One of the more curious funder-driven outreach strategies we’ve witnessed over the years involves funding someone to write a book, funding the publication of that book, and then funding distribution primarily through a “ship it to everyone we can think of” approach. Back when the approach was more novel (for enviros the “Clearcut” book might be a good example), it might have had some impact, but I’m guessing it was mostly limited to keeping the activists themselves fired up. Many of the photos in that particular book still stand sharp in my mind, and I remember being impressed that I had friends whose photos made the final version. But even then – with a novel strategy and a dramatic vehicle for implementing that strategy – I’m pretty skeptical that the book was very effective at persuading undecideds or converting members of targeted audiences (were there even well defined targeted audiences?). I’m not convinced it had a meaningful impact on my own effectiveness as an advocate, for that matter.

I’m guessing that there have been some exceptions over the years, but in general the strategy seems too unfocused, too dependent on users actually taking the time to engage with the book, then too dependent on that particular book having just the right message for that particular reader, and too expensive to make much sense. And if it didn’t make much sense then, it really doesn’t make sense now.

It was with some surprise, then, that I received yet another unsolicited book in the mail just a couple of weeks ago thanks to a presumably generous foundation grant. I don’t know if they commissioned the book itself or if they simply funded the distribution, but either way I now have a no-doubt well written text, with an inspiring message, that I will never, ever read. At least the coffee table photo books lent themselves to quickly skimming the images, but the likelihood that an unsolicited book written by authors I’ve never heard of will compete favorably with the already-overflowing pile of books that I selected and acquired and placed in that pile, well, the odds are basically nil.

I think about Seth Godin’s admonition that marketing be relevant, anticipated, and personalized; this was none of the above. If an impressive open rate on marketing that is all three of those things is 10% or 25%, and a good conversion rate substantially less than that, what percentage of the recipients are likely to do anything with their fresh copy, not to mention actually change their behavior in some mission-oriented meaningful way?

What’s more is that the book was addressed to me as the executive director of the Nooru Foundation (one of my less demanding roles since our hiatus began in late 2008), so I’m assuming their target was environmental funders.
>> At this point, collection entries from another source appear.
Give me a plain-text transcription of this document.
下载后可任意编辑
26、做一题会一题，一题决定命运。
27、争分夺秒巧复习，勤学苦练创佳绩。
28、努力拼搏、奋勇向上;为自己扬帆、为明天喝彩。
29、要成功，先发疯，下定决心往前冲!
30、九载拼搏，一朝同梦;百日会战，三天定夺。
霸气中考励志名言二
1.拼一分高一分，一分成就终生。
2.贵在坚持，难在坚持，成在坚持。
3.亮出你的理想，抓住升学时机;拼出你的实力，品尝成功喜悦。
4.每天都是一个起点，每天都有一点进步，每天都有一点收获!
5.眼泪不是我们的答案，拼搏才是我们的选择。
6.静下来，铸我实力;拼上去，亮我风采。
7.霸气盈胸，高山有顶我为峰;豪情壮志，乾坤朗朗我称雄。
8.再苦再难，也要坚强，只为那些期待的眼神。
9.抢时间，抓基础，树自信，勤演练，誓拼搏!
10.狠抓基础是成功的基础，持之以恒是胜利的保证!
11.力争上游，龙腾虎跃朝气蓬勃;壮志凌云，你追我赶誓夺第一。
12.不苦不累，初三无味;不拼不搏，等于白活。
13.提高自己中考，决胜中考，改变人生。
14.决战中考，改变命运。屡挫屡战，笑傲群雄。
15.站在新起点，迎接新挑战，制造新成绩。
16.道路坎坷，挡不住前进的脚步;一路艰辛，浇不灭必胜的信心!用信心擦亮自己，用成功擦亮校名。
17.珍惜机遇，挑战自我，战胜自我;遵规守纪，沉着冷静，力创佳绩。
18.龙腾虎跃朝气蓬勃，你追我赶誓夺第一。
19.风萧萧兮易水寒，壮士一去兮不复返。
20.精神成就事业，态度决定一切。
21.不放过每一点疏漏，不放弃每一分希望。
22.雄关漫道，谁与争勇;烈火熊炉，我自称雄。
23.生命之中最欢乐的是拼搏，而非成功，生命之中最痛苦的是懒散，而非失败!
For those few recipients that do actually read the book, and the even fewer that are truly inspired by it, what are the odds that it will actually change behavior in a mission-relevant way? How many will become better funders as a result? How many will have more impact?
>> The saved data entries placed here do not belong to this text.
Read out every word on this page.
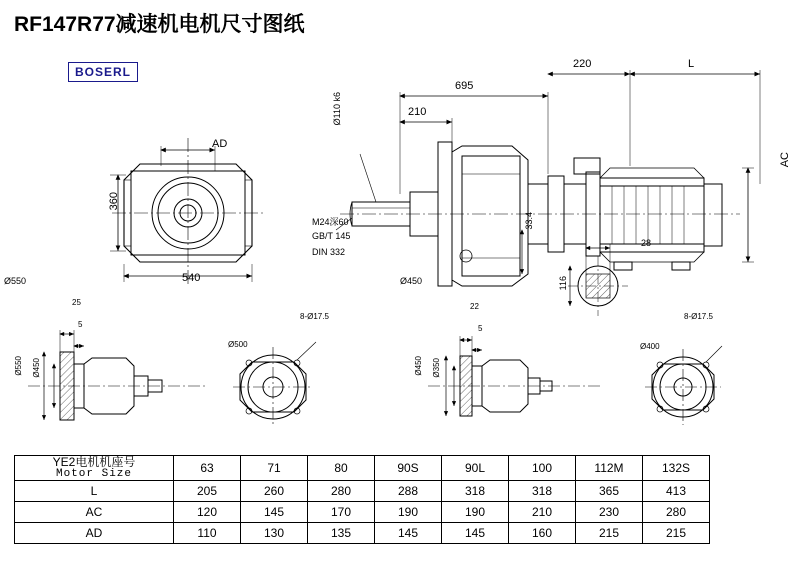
RF147R77减速机电机尺寸图纸
BOSERL
695
220	L
210
AD
360
540
AC
28
116
33.4
Ø110 k6
M24深60
GB/T 145
DIN 332
Ø550	Ø450
25
5
Ø550 Ø450
Ø500
8-Ø17.5
22
5
Ø450 Ø350
Ø400
8-Ø17.5
YE2电机机座号
Motor Size	63	71	80	90S	90L	100	112M	132S
L	205	260	280	288	318	318	365	413
AC	120	145	170	190	190	210	230	280
AD	110	130	135	145	145	160	215	215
I don’t want to be overly harsh about it because the effort was no doubt well intentioned, and perhaps there is a more subtle and effective strategy at work here that I’m just missing. But in every respect it feels like a dated approach that probably wasn’t very effective even when it had everything going for it. And in the year 2011 it really doesn’t feel like a particularly thoughtful strategy or effective way to burn limited resources.